Pryapisme - Futurologie

« Pryapisme est un groupe au patronyme grotesque, à la musique incongrue et de toute évidence voué à un échec commercial et critique inexorable. »

Voilà comment Pryapisme se vend dans sa biographie, il y aurait de bien meilleur moyen pourtant de vendre ce projet barré fondé en 2000 à Clermont Ferrand, qui a déjà publié deux albums (Rococo Holocaust en 2010 et Hyperblast Super Collider en 2013) et une cassette « best-of »  version 8-bit : Blastbit Rococollider l'an dernier.

En ses rangs, Nicolas Sénac (guitares/synthé) que l'on connaît sur le net pour son travail avec le Joueur Du Grenier et Usul, qui a aussi collaboré avec Igorrr.

 Line-up :

Ben Bardiaux (claviers)

Nils Cheville (guitare)

Antony Miranda (basse/percussions/claviers)

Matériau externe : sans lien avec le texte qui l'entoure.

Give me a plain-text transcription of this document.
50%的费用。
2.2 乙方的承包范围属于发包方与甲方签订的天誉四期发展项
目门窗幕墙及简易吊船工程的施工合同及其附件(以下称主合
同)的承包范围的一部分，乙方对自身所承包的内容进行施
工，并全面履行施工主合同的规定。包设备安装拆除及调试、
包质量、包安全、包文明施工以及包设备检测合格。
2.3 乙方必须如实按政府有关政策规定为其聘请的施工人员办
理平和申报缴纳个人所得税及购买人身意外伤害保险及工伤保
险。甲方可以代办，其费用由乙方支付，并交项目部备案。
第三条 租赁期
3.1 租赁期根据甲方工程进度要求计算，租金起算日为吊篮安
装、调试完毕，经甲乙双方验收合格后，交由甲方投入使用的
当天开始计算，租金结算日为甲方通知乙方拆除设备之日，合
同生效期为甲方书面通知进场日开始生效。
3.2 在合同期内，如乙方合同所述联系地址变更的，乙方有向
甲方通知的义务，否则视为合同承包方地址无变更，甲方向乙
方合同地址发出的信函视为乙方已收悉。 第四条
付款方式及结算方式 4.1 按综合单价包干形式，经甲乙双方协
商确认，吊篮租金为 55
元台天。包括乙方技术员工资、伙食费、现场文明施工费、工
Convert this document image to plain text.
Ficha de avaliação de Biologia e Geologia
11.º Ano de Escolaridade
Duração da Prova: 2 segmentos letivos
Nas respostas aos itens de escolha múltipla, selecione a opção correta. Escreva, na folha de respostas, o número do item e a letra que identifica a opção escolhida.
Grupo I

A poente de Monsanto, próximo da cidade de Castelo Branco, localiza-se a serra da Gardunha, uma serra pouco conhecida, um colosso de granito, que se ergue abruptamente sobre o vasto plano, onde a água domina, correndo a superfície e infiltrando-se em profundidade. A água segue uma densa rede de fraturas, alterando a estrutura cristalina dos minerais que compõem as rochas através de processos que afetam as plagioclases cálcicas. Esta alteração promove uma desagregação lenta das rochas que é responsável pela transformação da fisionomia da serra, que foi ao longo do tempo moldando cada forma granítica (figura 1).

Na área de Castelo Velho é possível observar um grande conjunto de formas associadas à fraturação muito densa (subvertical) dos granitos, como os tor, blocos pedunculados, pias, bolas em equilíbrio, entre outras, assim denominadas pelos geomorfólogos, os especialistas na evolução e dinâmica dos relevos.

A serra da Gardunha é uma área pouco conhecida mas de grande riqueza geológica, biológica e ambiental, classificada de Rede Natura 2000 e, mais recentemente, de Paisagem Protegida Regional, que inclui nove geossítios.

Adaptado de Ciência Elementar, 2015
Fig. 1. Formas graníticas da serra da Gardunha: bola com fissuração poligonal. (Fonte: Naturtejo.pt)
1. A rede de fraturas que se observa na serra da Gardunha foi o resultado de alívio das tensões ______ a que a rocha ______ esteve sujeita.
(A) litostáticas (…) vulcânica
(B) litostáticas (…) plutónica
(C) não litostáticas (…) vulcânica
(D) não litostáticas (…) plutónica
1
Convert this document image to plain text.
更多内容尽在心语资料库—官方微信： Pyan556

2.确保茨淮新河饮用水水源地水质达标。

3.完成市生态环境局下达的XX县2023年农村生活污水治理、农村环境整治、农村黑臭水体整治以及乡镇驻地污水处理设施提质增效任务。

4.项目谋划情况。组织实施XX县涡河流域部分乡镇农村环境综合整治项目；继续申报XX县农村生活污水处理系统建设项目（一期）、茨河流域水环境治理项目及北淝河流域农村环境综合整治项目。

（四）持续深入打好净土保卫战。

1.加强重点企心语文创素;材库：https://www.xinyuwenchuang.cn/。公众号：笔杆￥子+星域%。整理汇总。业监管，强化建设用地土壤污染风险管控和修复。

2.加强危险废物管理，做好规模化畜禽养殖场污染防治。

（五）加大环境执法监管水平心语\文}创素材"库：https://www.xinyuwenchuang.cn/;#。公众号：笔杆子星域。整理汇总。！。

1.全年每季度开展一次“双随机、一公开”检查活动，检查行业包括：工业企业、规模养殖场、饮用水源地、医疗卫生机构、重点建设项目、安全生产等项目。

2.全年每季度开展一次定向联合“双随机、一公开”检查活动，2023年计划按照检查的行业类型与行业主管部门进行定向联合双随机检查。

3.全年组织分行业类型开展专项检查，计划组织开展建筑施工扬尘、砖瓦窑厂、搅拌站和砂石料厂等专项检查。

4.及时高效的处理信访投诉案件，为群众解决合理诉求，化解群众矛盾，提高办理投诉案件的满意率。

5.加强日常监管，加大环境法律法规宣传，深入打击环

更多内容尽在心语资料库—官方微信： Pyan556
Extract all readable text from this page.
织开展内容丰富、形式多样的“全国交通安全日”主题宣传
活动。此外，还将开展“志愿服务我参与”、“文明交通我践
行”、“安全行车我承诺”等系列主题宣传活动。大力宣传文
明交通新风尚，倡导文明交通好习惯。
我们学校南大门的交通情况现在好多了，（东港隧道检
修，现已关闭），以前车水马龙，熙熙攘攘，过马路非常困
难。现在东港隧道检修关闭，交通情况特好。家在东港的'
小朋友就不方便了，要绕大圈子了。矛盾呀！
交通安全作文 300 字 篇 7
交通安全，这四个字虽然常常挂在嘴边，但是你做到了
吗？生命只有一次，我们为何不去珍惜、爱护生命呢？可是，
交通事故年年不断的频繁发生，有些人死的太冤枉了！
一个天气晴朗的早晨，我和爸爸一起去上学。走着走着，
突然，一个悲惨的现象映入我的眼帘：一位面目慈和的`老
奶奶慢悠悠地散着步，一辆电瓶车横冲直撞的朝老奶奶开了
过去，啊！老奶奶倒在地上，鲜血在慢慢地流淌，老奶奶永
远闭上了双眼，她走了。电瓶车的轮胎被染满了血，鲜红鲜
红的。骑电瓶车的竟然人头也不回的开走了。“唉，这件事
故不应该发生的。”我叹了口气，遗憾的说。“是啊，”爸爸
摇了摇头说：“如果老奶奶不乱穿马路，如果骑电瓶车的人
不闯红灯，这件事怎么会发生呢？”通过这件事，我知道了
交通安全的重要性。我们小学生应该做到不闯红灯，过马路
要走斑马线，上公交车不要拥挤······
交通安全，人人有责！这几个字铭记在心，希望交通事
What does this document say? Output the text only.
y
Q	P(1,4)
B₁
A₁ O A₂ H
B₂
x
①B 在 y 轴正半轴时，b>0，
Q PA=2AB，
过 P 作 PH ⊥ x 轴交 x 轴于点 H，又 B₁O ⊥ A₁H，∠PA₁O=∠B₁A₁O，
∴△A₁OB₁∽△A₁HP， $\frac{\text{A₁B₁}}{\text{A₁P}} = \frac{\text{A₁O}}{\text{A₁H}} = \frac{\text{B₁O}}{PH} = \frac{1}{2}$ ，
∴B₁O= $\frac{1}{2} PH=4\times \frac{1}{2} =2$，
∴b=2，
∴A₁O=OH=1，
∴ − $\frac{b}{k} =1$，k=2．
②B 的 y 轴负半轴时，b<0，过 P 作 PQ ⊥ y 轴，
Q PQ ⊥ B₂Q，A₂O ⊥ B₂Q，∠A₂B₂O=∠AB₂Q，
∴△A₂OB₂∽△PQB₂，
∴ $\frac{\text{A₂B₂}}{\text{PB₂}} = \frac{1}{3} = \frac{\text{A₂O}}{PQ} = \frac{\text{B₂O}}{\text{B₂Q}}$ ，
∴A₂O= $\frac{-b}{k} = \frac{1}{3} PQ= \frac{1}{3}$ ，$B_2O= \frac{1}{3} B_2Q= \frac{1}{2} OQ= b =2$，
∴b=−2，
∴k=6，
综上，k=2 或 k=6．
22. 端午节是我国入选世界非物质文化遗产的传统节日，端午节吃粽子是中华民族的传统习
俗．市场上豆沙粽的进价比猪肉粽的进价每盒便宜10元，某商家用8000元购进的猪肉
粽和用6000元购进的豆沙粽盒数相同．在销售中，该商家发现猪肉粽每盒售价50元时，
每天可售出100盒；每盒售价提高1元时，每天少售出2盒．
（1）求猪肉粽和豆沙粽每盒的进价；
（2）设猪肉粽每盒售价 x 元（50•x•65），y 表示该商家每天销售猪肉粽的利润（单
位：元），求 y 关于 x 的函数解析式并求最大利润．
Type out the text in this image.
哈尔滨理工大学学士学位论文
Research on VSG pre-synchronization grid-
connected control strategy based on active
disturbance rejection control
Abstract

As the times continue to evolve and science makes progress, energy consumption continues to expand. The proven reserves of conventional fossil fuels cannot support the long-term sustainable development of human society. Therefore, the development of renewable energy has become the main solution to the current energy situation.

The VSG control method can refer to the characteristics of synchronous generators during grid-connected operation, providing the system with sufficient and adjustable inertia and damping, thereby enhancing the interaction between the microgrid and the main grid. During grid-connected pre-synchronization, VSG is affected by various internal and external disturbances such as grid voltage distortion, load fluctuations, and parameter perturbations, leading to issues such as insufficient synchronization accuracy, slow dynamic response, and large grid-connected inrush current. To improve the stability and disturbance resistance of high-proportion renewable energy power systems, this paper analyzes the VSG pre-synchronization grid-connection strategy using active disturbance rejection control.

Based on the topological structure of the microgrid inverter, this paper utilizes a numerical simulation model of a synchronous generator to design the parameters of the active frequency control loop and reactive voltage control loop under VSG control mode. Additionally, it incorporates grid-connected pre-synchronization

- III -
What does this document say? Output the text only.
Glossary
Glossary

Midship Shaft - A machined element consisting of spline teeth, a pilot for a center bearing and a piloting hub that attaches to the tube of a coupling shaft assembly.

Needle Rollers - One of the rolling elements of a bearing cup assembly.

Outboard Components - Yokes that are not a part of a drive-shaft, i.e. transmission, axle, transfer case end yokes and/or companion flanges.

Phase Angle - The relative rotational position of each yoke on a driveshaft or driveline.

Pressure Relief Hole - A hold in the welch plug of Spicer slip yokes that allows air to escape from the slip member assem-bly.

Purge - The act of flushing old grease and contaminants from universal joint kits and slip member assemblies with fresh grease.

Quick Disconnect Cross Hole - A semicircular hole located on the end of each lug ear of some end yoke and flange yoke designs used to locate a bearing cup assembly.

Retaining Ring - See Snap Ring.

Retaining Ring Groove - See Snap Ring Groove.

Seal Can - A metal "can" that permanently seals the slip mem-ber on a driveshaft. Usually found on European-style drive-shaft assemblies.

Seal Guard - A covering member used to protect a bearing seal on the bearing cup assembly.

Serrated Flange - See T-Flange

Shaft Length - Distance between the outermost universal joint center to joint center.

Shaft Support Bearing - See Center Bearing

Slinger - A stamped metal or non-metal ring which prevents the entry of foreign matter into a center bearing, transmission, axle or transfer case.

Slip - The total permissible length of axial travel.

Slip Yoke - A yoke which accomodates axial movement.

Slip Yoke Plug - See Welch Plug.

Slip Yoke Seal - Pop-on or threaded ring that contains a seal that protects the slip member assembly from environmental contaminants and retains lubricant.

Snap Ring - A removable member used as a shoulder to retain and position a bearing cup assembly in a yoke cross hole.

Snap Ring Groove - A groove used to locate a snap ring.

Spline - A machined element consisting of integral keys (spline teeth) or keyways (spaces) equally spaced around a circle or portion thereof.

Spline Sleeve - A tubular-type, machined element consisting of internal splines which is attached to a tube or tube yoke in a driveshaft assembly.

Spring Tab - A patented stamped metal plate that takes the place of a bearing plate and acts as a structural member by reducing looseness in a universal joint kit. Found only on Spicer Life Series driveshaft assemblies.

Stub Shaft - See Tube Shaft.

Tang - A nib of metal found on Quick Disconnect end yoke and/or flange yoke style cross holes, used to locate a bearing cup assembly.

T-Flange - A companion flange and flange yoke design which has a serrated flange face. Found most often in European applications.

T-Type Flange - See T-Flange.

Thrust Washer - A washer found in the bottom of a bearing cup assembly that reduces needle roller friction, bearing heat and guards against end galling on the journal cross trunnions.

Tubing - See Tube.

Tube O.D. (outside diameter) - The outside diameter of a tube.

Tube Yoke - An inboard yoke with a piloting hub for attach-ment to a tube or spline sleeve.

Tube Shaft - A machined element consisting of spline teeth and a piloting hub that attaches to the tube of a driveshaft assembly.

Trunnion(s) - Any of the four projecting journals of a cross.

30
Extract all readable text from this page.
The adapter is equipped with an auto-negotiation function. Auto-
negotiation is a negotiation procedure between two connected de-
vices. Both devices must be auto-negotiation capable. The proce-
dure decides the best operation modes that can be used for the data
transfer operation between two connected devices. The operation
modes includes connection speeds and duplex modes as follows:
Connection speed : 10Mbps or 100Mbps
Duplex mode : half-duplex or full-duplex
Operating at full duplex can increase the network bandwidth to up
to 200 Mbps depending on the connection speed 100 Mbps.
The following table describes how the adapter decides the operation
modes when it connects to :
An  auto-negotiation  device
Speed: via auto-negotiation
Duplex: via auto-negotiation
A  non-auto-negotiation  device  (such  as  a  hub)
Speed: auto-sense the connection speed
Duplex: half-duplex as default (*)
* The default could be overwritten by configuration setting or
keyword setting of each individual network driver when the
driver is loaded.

Nicolas Sénac (guitare/synthés)

Aymeric Thomas (batterie/percussions/programmations)

 Amusant car sorti de la chronique de Dehuman, alors que je n'avais pas chroniqué de metal pur et dur depuis un moment, je ne voulais vraiment pas écouter une nouveauté metal.

Et là l'on m'envoie le nouvel EP de Pryapisme : Futurologie. Hors recevoir un disque moins metal que cela lorsque l'on écrit sur un webzine metal est absolument impossible.

 J'avais entendu parler du combo il y a peu étant donné qu'une tournée était à l'étude avec mes chouchous de 6:33 (pour l'instant une seule date a eu lieu à Lyon). Et en regardant les pochettes de Pryapisme l'on comprend rapidement qu'il est le genre de combo qui a en beaucoup trop pris. Mélange de metal expérimental complètement barré aux accents jazzy, classique, electro et des sons de consoles (des chiptunes comme le groupe aime à le dire). Un peu comme si Fantomas ou Mr Bungle (en tout cas il y a du Mike Patton là dedans), piquaient les plans les plus barrés de Frank Zappa et se mettaient dans un trip metal 8-bit furieusement electro dans le but de mettre fin à l'apocalypse félin qui s'abat sur nous.

Pour vous donner une idée du délire, Futurologie est composé d'un seul titre de vingt deux minutes intitulé « Petit Traité De Futurologie Sur l'Homo Crétinus Trampolinis (Et Son Annexe Sur Les Nageoires Caudales) », divisé en onze parties complété en « bonus » par une version orchestrale du même titre. Moins « riffu » et un peu moins délirant que Hyperblast Super Collider, son prédécesseur, Futurologie montre le visage le plus electro/chiptune/classique de la musique de Pryapisme.

Vous faire une liste exacte de la manière dont sonne chaque partie serait une perte de temps totale mais pour vous donner une idée « I » est très chiptune, « II » incorpore des sonorités asiatiques, certains passages mettraient le feu à n'importe quel dancefloor dans le monde comme sûr « IV » ou sur « IX », « X » est plus symphonique et grandiloquente. Pryapisme propose une musique très dense qu'il faut prendre comme une entité sonore à part entière, sur laquelle on ne peut pas réellement mettre d'étiquette et c'est très bien comme cela.

La version orchestrale est elle aussi très réussie et révèle encore plus la qualité mélodique du combo, de nombreux arrangements sont à s'en coincer les parties dans une porte mais « perdent » de leur « classe » musicale par l'utilisation des sons electro et chiptune. Imaginons juste un instant la quantité de travail que la composition et l'enregistrement de ces vingt deux minutes de musique, adaptables en electro/metal/chiptune ou en sympho, a du demandé....

 Un projet complètement barré qui il est vrai, n'aura jamais un succès commercial à cause de ses compos extrêmes, mélangeant énormément de choses et demandant un second degré extrême à l'auditeur. Un peu comme si l'on avait écrit la bande-son de Wario Ware en metal/electro avec une inventivité à toute épreuve.

La révélation de ce début d'année pour votre serviteur.

 Le groupe promet une strip-teaseuse à tous les chroniqueurs qui les soutiennent, j'espère que j'aurais droit à la mienne.